This week’s mortgage rates gravitated around the Federal Reserve…which seems like one of the more obvious sentences that we’ve ever typed. But what if we told you that rates also reacted to the state of the bond market? Yeah, still doesn’t seem like anything too dramatic, but don’t let the “normal” news mislead you: Rates have been jittery as of late.
“Markets have been overwhelmingly volatile, and continue to pose a major dilemma for all borrowers who are not protected,” said Gus Floropoulos, vice president at The Federal Savings Bank. He’s not kidding.
You already know, based on these posts from the last few weeks, that rates have jumped between three-month lows and three-week highs from week-to-week. Part of this is to be expected with a new presidency, but lenders are working to stay a step ahead of the Fed and its policies as well.
First, on Tuesday: Lenders began inching rates upward ahead of the release of the Fed’s minutes, as most have taken recent statements from the body to indicate that an increase in rates may be coming fairly soon.
Then, the minutes suggested that a rate increase will be coming, and we quote, “fairly soon.” Which led lenders to once again drop rates by roughly the same margin that they had raised them the day before. Many classified the minutes as “slightly less threatening than expected,” which in turn led to bond market improvement, which led to improved lender offerings by yesterday afternoon.

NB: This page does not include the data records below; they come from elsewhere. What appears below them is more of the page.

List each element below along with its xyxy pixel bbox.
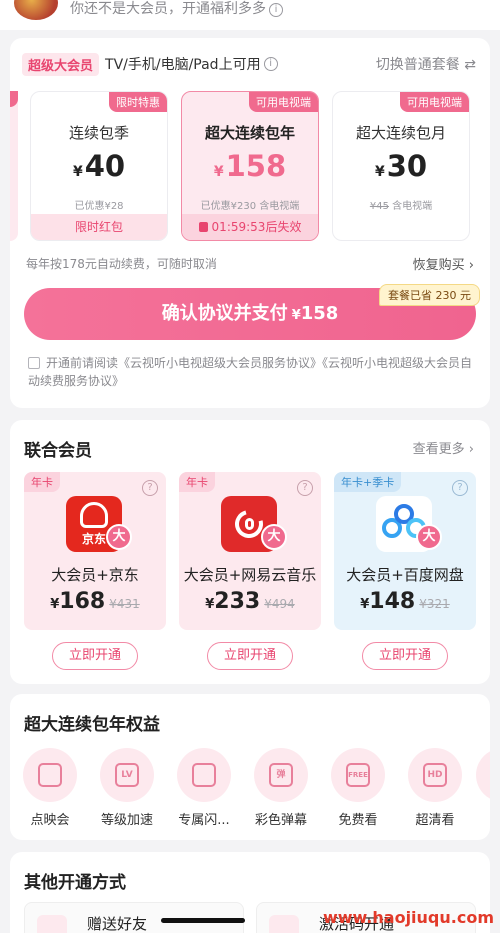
open-netease-button[interactable]: 立即开通 <box>207 642 293 670</box>
plan-card-peek[interactable] <box>10 91 18 241</box>
help-icon[interactable]: ? <box>142 480 158 496</box>
benefit-free-watch[interactable]: FREE 免费看 <box>326 748 390 828</box>
card-type-tag: 年卡 <box>24 472 60 492</box>
watermark: www.haojiuqu.com <box>322 908 494 927</box>
benefit-hd[interactable]: HD 超清看 <box>403 748 467 828</box>
big-member-badge: 大 <box>416 524 442 550</box>
plan-name: 超大连续包年 <box>204 124 295 142</box>
timer-icon <box>198 222 208 232</box>
info-icon[interactable]: i <box>263 57 278 71</box>
svip-badge: 超级大会员 <box>22 52 100 76</box>
device-availability: TV/手机/电脑/Pad上可用 <box>105 57 261 73</box>
joint-name: 大会员+京东 <box>51 566 139 584</box>
section-title: 联合会员 <box>24 441 92 461</box>
section-title: 其他开通方式 <box>24 873 126 893</box>
benefit-premiere[interactable]: 点映会 <box>18 748 82 828</box>
auto-renew-note: 每年按178元自动续费，可随时取消 <box>26 257 217 271</box>
benefit-color-danmaku[interactable]: 弹 彩色弹幕 <box>249 748 313 828</box>
open-baidu-button[interactable]: 立即开通 <box>362 642 448 670</box>
premiere-icon <box>38 763 62 787</box>
home-indicator[interactable] <box>161 918 245 923</box>
card-type-tag: 年卡 <box>179 472 215 492</box>
plan-name: 超大连续包月 <box>355 124 446 142</box>
help-icon[interactable]: ? <box>452 480 468 496</box>
help-icon[interactable]: ? <box>297 480 313 496</box>
joint-price: ¥168 ¥431 <box>50 589 140 614</box>
section-title: 超大连续包年权益 <box>24 715 160 735</box>
joint-membership-card: 联合会员 查看更多 › 年卡 ? 京东 大 大会员+京东 ¥168 ¥431 立即… <box>10 420 490 684</box>
member-status: 你还不是大会员，开通福利多多 i <box>70 0 283 18</box>
plans-card: 超级大会员 TV/手机/电脑/Pad上可用 i 切换普通套餐 ⇄ 限时特惠 连续… <box>10 38 490 408</box>
plan-monthly[interactable]: 可用电视端 超大连续包月 ¥30 ¥45 含电视端 <box>332 91 470 241</box>
savings-chip: 套餐已省 230 元 <box>379 284 480 306</box>
avatar[interactable] <box>14 0 58 20</box>
see-more-link[interactable]: 查看更多 › <box>413 438 474 457</box>
danmaku-icon: 弹 <box>269 763 293 787</box>
plan-quarterly[interactable]: 限时特惠 连续包季 ¥40 已优惠¥28 限时红包 <box>30 91 168 241</box>
joint-item-jd[interactable]: 年卡 ? 京东 大 大会员+京东 ¥168 ¥431 <box>24 472 166 630</box>
code-icon <box>269 915 299 933</box>
free-icon: FREE <box>346 763 370 787</box>
plan-tag: 可用电视端 <box>400 92 469 112</box>
plan-note: ¥45 含电视端 <box>369 201 433 212</box>
plan-price: ¥40 <box>72 149 126 183</box>
gift-icon <box>37 915 67 933</box>
benefit-level-boost[interactable]: LV 等级加速 <box>95 748 159 828</box>
benefit-peek[interactable] <box>476 748 490 802</box>
joint-item-netease[interactable]: 年卡 ? 大 大会员+网易云音乐 ¥233 ¥494 <box>179 472 321 630</box>
joint-name: 大会员+百度网盘 <box>346 566 464 584</box>
splash-screen-icon <box>192 763 216 787</box>
plan-countdown: 01:59:53后失效 <box>182 214 318 240</box>
big-member-badge: 大 <box>261 524 287 550</box>
plan-header: 超级大会员 TV/手机/电脑/Pad上可用 i <box>22 52 278 76</box>
plan-price: ¥158 <box>213 149 287 183</box>
card-type-tag: 年卡+季卡 <box>334 472 402 492</box>
plan-tag: 可用电视端 <box>249 92 318 112</box>
benefit-exclusive-splash[interactable]: 专属闪... <box>172 748 236 828</box>
level-up-icon: LV <box>115 763 139 787</box>
open-jd-button[interactable]: 立即开通 <box>52 642 138 670</box>
plan-yearly[interactable]: 可用电视端 超大连续包年 ¥158 已优惠¥230 含电视端 01:59:53后… <box>181 91 319 241</box>
agree-checkbox[interactable] <box>28 357 40 369</box>
joint-name: 大会员+网易云音乐 <box>183 566 317 584</box>
plan-tag: 限时特惠 <box>109 92 167 112</box>
plan-price: ¥30 <box>374 149 428 183</box>
agreement-row: 开通前请阅读《云视听小电视超级大会员服务协议》《云视听小电视超级大会员自动续费服… <box>28 354 478 390</box>
joint-price: ¥148 ¥321 <box>360 589 450 614</box>
info-icon[interactable]: i <box>269 3 283 17</box>
agreement-text[interactable]: 开通前请阅读《云视听小电视超级大会员服务协议》《云视听小电视超级大会员自动续费服… <box>28 356 472 388</box>
big-member-badge: 大 <box>106 524 132 550</box>
top-strip: 你还不是大会员，开通福利多多 i <box>0 0 500 30</box>
joint-item-baidu[interactable]: 年卡+季卡 ? 大 大会员+百度网盘 ¥148 ¥321 <box>334 472 476 630</box>
restore-purchase-link[interactable]: 恢复购买 › <box>413 254 474 273</box>
plan-promo: 限时红包 <box>31 214 167 240</box>
plan-note: 已优惠¥28 <box>74 201 124 212</box>
plan-note: 已优惠¥230 含电视端 <box>200 201 300 212</box>
benefits-card: 超大连续包年权益 点映会 LV 等级加速 专属闪... 弹 彩色弹幕 FREE … <box>10 694 490 840</box>
hd-icon: HD <box>423 763 447 787</box>
switch-plan-button[interactable]: 切换普通套餐 ⇄ <box>376 54 476 74</box>
joint-price: ¥233 ¥494 <box>205 589 295 614</box>
plan-name: 连续包季 <box>68 124 129 142</box>
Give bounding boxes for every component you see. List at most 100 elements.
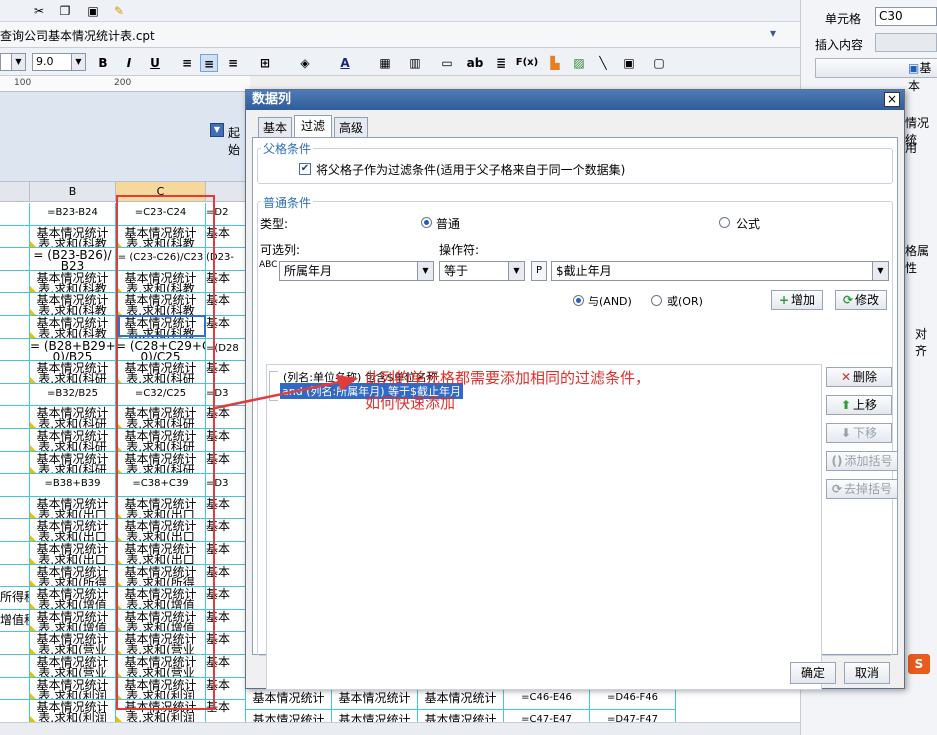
border-icon[interactable]: ⊞: [256, 54, 274, 72]
cell-b[interactable]: 基本情况统计 表.求和(出口: [30, 496, 116, 520]
copy-icon[interactable]: ❐: [56, 2, 74, 20]
cell-b[interactable]: 基本情况统计 表.求和(增值: [30, 609, 116, 633]
underline-button[interactable]: U: [146, 54, 164, 72]
split-cells-icon[interactable]: ▥: [406, 54, 424, 72]
cell-bottom[interactable]: =D46-F46: [590, 687, 676, 711]
add-parenthesis-button[interactable]: () 添加括号: [826, 451, 898, 471]
cell-b[interactable]: 基本情况统计 表.求和(科教: [30, 316, 116, 339]
cell-a[interactable]: 所得税: [0, 587, 30, 610]
formula-button[interactable]: F(x): [514, 54, 540, 72]
image-icon[interactable]: ▨: [570, 54, 588, 72]
param-dropdown-icon[interactable]: ▼: [210, 123, 224, 137]
cancel-button[interactable]: 取消: [844, 662, 890, 684]
cell-address-input[interactable]: C30: [875, 7, 937, 26]
cell-b[interactable]: 基本情况统计 表.求和(科研: [30, 451, 116, 475]
cell-a[interactable]: [0, 429, 30, 452]
widget-icon[interactable]: ▣: [620, 54, 638, 72]
bold-button[interactable]: B: [94, 54, 112, 72]
cell-b[interactable]: 基本情况统计 表.求和(所得: [30, 564, 116, 588]
and-radio[interactable]: [573, 295, 584, 306]
more-icon[interactable]: ▢: [650, 54, 668, 72]
cell-b[interactable]: 基本情况统计 表.求和(利润: [30, 677, 116, 701]
column-header-a[interactable]: [0, 182, 30, 202]
font-color-icon[interactable]: A: [336, 54, 354, 72]
cell-a[interactable]: [0, 677, 30, 701]
cell-b[interactable]: 基本情况统计 表.求和(科研: [30, 406, 116, 429]
paragraph-icon[interactable]: ≣: [492, 54, 510, 72]
type-formula-radio[interactable]: [719, 217, 730, 228]
cell-bottom[interactable]: 基本情况统计: [418, 687, 504, 711]
format-painter-icon[interactable]: ✎: [110, 2, 128, 20]
cell-a[interactable]: [0, 474, 30, 497]
cell-a[interactable]: [0, 383, 30, 407]
insert-content-combo[interactable]: [875, 33, 937, 52]
cell-a[interactable]: [0, 293, 30, 316]
modify-button[interactable]: ⟳ 修改: [835, 290, 887, 310]
cell-a[interactable]: [0, 451, 30, 475]
cell-a[interactable]: [0, 316, 30, 339]
remove-parenthesis-button[interactable]: ⟳ 去掉括号: [826, 479, 898, 499]
cell-bottom[interactable]: 基本情况统计: [418, 710, 504, 722]
cell-b[interactable]: = (B28+B29+B3 0)/B25: [30, 338, 116, 362]
cell-b[interactable]: 基本情况统计 表.求和(增值: [30, 587, 116, 610]
cell-b[interactable]: 基本情况统计 表.求和(科教: [30, 225, 116, 249]
column-header-b[interactable]: B: [30, 182, 116, 202]
tab-menu-icon[interactable]: ▾: [770, 26, 776, 40]
operator-select[interactable]: 等于 ▼: [439, 261, 525, 281]
insert-row-icon[interactable]: ▭: [438, 54, 456, 72]
horizontal-scrollbar[interactable]: [0, 722, 800, 735]
column-select[interactable]: 所属年月 ▼: [279, 261, 434, 281]
cell-a[interactable]: [0, 270, 30, 294]
tab-advanced[interactable]: 高级: [334, 117, 368, 138]
merge-cells-icon[interactable]: ▦: [376, 54, 394, 72]
cell-a[interactable]: [0, 406, 30, 429]
cell-bottom[interactable]: =D47-F47: [590, 710, 676, 722]
or-radio[interactable]: [651, 295, 662, 306]
italic-button[interactable]: I: [120, 54, 138, 72]
move-down-button[interactable]: ⬇ 下移: [826, 423, 892, 443]
cell-b[interactable]: 基本情况统计 表.求和(营业: [30, 632, 116, 655]
cell-b[interactable]: 基本情况统计 表.求和(出口: [30, 519, 116, 542]
cell-a[interactable]: 增值税: [0, 609, 30, 633]
cell-a[interactable]: [0, 203, 30, 226]
slash-icon[interactable]: ╲: [594, 54, 612, 72]
align-center-icon[interactable]: ≡: [200, 54, 218, 72]
cell-a[interactable]: [0, 496, 30, 520]
cell-b[interactable]: =B23-B24: [30, 203, 116, 226]
delete-button[interactable]: ✕ 删除: [826, 367, 892, 387]
align-right-icon[interactable]: ≡: [224, 54, 242, 72]
cell-a[interactable]: [0, 542, 30, 565]
cell-a[interactable]: [0, 632, 30, 655]
cell-b[interactable]: =B32/B25: [30, 383, 116, 407]
cut-icon[interactable]: ✂: [30, 2, 48, 20]
cell-b[interactable]: 基本情况统计 表.求和(营业: [30, 655, 116, 678]
cell-bottom[interactable]: 基本情况统计: [246, 687, 332, 711]
cell-b[interactable]: 基本情况统计 表.求和(科研: [30, 361, 116, 384]
cell-b[interactable]: 基本情况统计 表.求和(科研: [30, 429, 116, 452]
cell-a[interactable]: [0, 225, 30, 249]
paste-icon[interactable]: ▣: [84, 2, 102, 20]
font-size-combo[interactable]: 9.0 ▼: [32, 53, 86, 71]
value-select[interactable]: $截止年月 ▼: [551, 261, 889, 281]
cell-a[interactable]: [0, 700, 30, 722]
tab-basic[interactable]: 基本: [258, 117, 292, 138]
cell-b[interactable]: 基本情况统计 表.求和(利润: [30, 700, 116, 722]
cell-b[interactable]: =B38+B39: [30, 474, 116, 497]
type-normal-radio[interactable]: [421, 217, 432, 228]
cell-a[interactable]: [0, 519, 30, 542]
cell-b[interactable]: 基本情况统计 表.求和(科教: [30, 293, 116, 316]
ime-s-icon[interactable]: S: [908, 654, 930, 674]
move-up-button[interactable]: ⬆ 上移: [826, 395, 892, 415]
cell-bottom[interactable]: =C47-E47: [504, 710, 590, 722]
file-tab[interactable]: 查询公司基本情况统计表.cpt: [0, 27, 155, 44]
ok-button[interactable]: 确定: [790, 662, 836, 684]
cell-bottom[interactable]: 基本情况统计: [246, 710, 332, 722]
cell-b[interactable]: = (B23-B26)/ B23: [30, 248, 116, 271]
cell-a[interactable]: [0, 248, 30, 271]
font-combo[interactable]: ▼: [0, 53, 26, 71]
tab-filter[interactable]: 过滤: [294, 115, 332, 137]
align-left-icon[interactable]: ≡: [178, 54, 196, 72]
text-button[interactable]: ab: [464, 54, 486, 72]
cell-bottom[interactable]: =C46-E46: [504, 687, 590, 711]
basic-button[interactable]: ▣基本: [815, 58, 937, 93]
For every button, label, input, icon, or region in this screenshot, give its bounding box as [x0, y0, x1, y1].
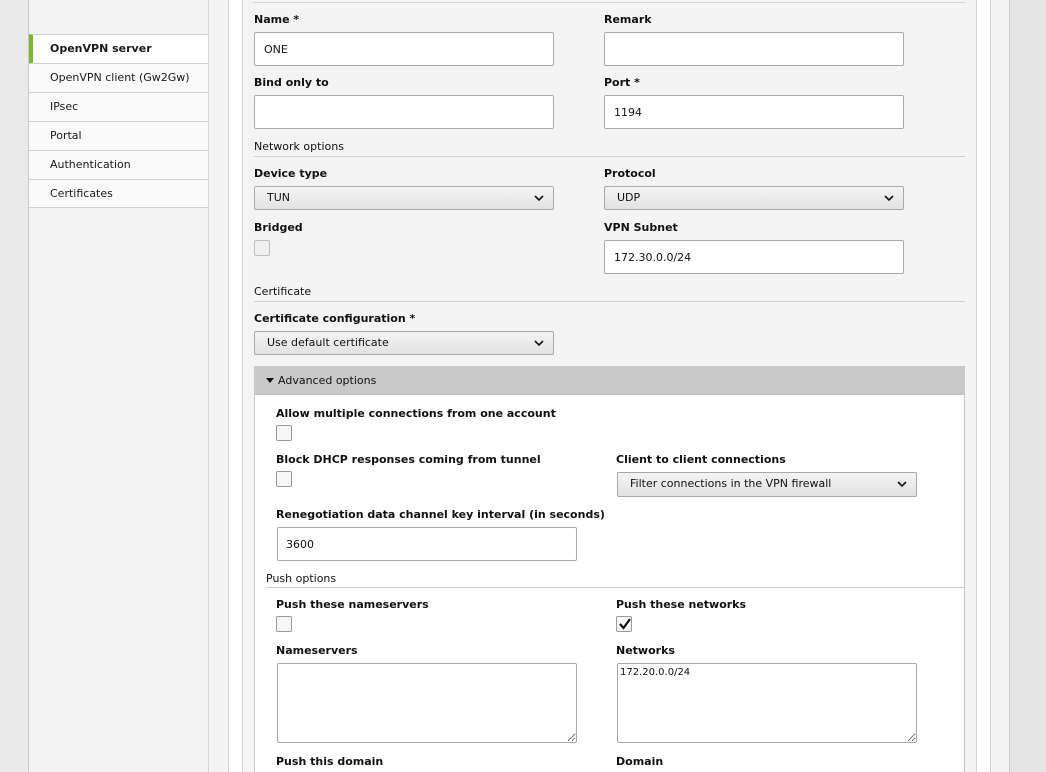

Although Floropoulos is 100 percent correct in his description of rates as “volatile,” the good news is that the volatility has been stuck in a zone ranging between 4.125 and 4.375 percent for the last few months. That might not seem dramatic but homebuyers should still look to lock in a rate whenever possible. Historically, this sort of sideways movement has preceded a dramatic shift in one direction.
So let’s flash back to this week’s Fed minutes. A rise in the Federal interest rate is coming “fairly soon.” That means that mortgage rates can be expected to go up fairly soon as well. Sure, there’s always a chance that rates could dive downward, back to 2016 levels…but the odds aren’t in your favor. To look back at last week’s post and a recurring theme: “The trend is not your friend.”
Locking in is the way to go if you can close in the next two months.